We define $\Delta{E_t}$ as follows, and similarly for $C_t$ and $P_t$.

$$ \Delta{E_t} = E_t - E_{t-1} $$

Our primary measure of performance will be the Internal Rate of Return (IRR), represented by $r_I$, which is calculated by numerically solving the following equation.

$$ \sum_{t=1}^{T} \dfrac{ \Delta{E_t} }{ (1 + r_I )^{t-1} } = 0 $$

In practice, one unit of $t$ can represent any amount of time based on the investment scenario being studied.

When we refer to cash as being either expensed or gained at time $t$, we assume that the change in the cash balance occurred at some time between the $t-1$ and $t$, thus it would be represented in $\Delta{E_t}$ and $\Delta{C_t}$.

For analytic simplicity, we will frequently consider the following scenario.

  • $T$ goes to $\infty$.
  • $\Delta{E_t}$ is a constant positive number, $\Delta{E_c}$, for $t > 1$
  • $\Delta{E_1}$ is a negative number representing the amount of a single upfront investment.

In this scenario, $r_I$ has a closed-form solution provided by the known properties of infinite geometric series.

$$ r_I = - \frac{\Delta{E_c}}{\Delta{E_1}} $$

If we define $\Delta{E_1}' = -\Delta{E_1}$ in order to treat the upfront cost as a positive number, the IRR formula reduces to something resembling the return on investment (ROI) formula, where $\Delta{E_1}'$ represents the invested capital and $\Delta{E_c}$ represents the profit on the investment.

$$ r_I = \frac{\Delta{E_c}}{\Delta{E_1}'} $$

We will also consider the following trivial scenario occasionally.

  • $t \in 1, 2$. $T=2$.
  • $\Delta{E_1}$ is a negative number representing the amount of a single upfront investment.
  • $\Delta{E_2}$ is a positive number representing the one-time return from the investment.

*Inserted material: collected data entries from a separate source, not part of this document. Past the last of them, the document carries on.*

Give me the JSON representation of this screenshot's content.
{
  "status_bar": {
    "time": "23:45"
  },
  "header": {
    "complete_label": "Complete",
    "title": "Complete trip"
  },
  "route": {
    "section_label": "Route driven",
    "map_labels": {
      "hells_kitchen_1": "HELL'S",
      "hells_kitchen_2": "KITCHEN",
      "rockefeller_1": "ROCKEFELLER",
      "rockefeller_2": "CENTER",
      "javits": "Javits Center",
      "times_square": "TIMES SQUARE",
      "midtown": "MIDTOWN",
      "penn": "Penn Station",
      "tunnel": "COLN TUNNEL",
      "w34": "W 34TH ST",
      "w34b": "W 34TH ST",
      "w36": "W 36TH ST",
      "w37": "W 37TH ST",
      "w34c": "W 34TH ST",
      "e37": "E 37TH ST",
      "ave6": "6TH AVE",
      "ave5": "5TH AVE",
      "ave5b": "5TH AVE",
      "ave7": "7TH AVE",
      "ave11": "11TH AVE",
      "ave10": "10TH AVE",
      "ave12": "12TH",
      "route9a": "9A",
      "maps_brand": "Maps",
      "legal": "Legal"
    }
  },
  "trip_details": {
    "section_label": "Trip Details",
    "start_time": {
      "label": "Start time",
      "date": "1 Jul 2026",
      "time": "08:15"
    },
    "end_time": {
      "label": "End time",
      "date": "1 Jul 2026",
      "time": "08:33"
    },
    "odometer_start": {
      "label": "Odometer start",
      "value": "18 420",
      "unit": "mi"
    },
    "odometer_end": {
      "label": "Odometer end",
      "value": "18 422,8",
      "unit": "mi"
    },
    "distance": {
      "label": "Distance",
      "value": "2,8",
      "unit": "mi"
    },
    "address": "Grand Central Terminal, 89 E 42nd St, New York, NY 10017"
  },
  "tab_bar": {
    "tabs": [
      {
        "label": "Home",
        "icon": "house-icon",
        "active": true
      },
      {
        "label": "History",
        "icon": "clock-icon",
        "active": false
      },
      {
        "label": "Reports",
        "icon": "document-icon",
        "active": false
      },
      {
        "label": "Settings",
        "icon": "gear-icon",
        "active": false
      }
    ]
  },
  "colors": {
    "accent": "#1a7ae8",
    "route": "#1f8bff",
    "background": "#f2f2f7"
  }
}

In this scenario, $r_I$ is reduces to the formula for return on investment (ROI).

$$ r_I = \frac{\Delta{E_2}}{\Delta{E_1}'} - 1 $$

With these definitions settled, we will proceed to integrate the notion of predictive accuracy into our mathematical model.

Financial Agents, Prediction Models, and Accuracy

Assume that the business employs some number of financial agents that are responsible for making and managing investments on behalf of the business. The business incurs a cost for employing these agents, in the form of salaries, with the aim of profiting from their investment expertise. They predict the outcomes of potential investment opportunities with a certain accuracy, $R_A^2$, which represents the standardized mean squared error, or R-squared, of the agents' predictions. The R-squared accuracy, or just the accuracy, for the purposes of our discussion, is a number bounded between 0 and 1, where 0 represents a set of uninformed predictions, and 1 represents a set of flawless predictions.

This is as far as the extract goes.